Mei Cheng-Yan, Zou Fei, Deng Jun-Min, Gong Huan
Department of Cadre Health Care, The First Hospital of Nanchang, Nanchang 330008, Jiangxi Province, China.
Department of Gastrointestinal Surgery, The First Hospital of Nanchang, Nanchang 330008, Jiangxi Province, China.
World J Gastrointest Surg. 2025 Jun 27;17(6):103998. doi: 10.4240/wjgs.v17.i6.103998.
Patients undergoing rectal cancer surgery frequently encounter challenges in their self-care abilities, disease knowledge, and emotional well-being postoperatively. Effective nursing interventions are critical for improving the quality of life and minimizing complications. This study explored the clinical implications of integrating health education guided by problem management with positive incentive nursing to address these challenges.
To evaluate the effect of this combined nursing model on postoperative self-care ability, disease knowledge, mood state, and complication rates in patients undergoing rectal cancer surgery.
Eighty patients who underwent rectal cancer surgery between October 2021 and August 2024 were allocated into reference (routine care) and experimental (problem management-guided health education combined with positive incentive nursing) groups. The outcomes included exercise of self-care agency scale, disease knowledge (hospital-specific questionnaire), mood state (profile of mood states), and complication rates.
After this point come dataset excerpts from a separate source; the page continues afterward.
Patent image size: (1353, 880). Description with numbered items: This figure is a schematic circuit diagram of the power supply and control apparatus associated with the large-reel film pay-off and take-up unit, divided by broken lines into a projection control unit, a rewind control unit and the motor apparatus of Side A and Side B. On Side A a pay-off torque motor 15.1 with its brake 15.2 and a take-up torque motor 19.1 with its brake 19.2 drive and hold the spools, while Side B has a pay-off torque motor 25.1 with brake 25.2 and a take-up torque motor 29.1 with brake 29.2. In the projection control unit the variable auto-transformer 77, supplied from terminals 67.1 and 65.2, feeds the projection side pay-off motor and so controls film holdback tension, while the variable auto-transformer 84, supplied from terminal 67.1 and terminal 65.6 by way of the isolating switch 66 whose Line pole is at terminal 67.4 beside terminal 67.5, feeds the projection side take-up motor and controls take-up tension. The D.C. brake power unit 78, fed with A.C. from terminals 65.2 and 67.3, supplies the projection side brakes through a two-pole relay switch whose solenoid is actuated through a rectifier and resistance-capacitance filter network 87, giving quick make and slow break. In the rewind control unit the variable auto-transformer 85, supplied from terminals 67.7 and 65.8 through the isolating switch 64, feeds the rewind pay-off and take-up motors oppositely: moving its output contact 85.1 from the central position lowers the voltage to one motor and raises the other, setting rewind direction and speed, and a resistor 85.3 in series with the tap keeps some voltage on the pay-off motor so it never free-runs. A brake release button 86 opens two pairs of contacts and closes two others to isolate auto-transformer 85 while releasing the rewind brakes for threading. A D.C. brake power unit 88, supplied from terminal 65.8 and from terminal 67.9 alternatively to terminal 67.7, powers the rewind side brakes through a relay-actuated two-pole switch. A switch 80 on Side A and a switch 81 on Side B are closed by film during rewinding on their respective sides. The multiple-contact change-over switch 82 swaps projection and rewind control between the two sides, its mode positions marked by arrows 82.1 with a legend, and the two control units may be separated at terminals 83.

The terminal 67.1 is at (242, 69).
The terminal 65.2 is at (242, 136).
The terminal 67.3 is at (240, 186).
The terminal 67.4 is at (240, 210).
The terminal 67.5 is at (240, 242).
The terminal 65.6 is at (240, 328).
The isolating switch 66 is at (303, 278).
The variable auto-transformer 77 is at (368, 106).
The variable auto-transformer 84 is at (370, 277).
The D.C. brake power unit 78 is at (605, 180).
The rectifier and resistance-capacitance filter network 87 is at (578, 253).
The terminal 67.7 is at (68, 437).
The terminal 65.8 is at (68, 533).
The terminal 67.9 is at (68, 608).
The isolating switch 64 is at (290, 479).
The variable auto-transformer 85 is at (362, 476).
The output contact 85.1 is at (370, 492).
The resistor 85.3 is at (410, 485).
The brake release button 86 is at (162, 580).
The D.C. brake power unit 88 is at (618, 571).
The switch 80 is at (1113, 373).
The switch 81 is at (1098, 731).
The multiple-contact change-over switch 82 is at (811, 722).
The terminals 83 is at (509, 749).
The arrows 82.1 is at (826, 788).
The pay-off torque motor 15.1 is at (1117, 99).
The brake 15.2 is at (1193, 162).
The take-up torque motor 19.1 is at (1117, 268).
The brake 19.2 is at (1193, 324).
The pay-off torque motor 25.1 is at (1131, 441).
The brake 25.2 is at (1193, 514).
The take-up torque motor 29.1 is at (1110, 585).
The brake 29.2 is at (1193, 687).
The experimental group demonstrated significant improvements in self-care ability ( < 0.05), with higher scores for health knowledge, self-concept, self-care skills, and self-care responsibility than the reference group. Disease knowledge scores also improved markedly in the experimental group ( < 0.05). Mood state scores showed a significant decrease in the negative dimensions (, anxiety and depression) and an increase in energy vitality ( < 0.05). Additionally, the experimental group exhibited a lower complication rate than the reference group (7.5% 27.5%, < 0.05).
The integration of problem management-guided health education with positive incentive nursing significantly enhanced postoperative self-care abilities, disease knowledge, and emotional well-being while reducing complication rates. This model demonstrated potential for widespread adoption in clinical practice by offering a structured approach to improve patient outcomes and quality of life.
接受直肠癌手术的患者在术后自我护理能力、疾病知识和情绪健康方面经常面临挑战。有效的护理干预对于提高生活质量和减少并发症至关重要。本研究探讨了将以问题管理为导向的健康教育与积极激励护理相结合以应对这些挑战的临床意义。
评估这种联合护理模式对直肠癌手术患者术后自我护理能力、疾病知识、情绪状态和并发症发生率的影响。
将2021年10月至2024年8月期间接受直肠癌手术的80例患者分为对照组(常规护理)和试验组(以问题管理为导向的健康教育与积极激励护理相结合)。结果包括自我护理能力量表、疾病知识(医院特定问卷)、情绪状态(情绪状态剖面图)和并发症发生率。
试验组在自我护理能力方面有显著改善(<0.05),在健康知识、自我概念、自我护理技能和自我护理责任方面的得分高于对照组。试验组的疾病知识得分也有显著提高(<0.05)。情绪状态得分在消极维度(紧张、焦虑和抑郁)显著降低,精力活力增加(<0.05)。此外,试验组的并发症发生率低于对照组(7.5%对27.5%,<0.05)。
以问题管理为导向的健康教育与积极激励护理相结合显著提高了术后自我护理能力、疾病知识和情绪健康,同时降低了并发症发生率。该模式通过提供一种结构化方法来改善患者预后和生活质量,显示出在临床实践中广泛应用的潜力。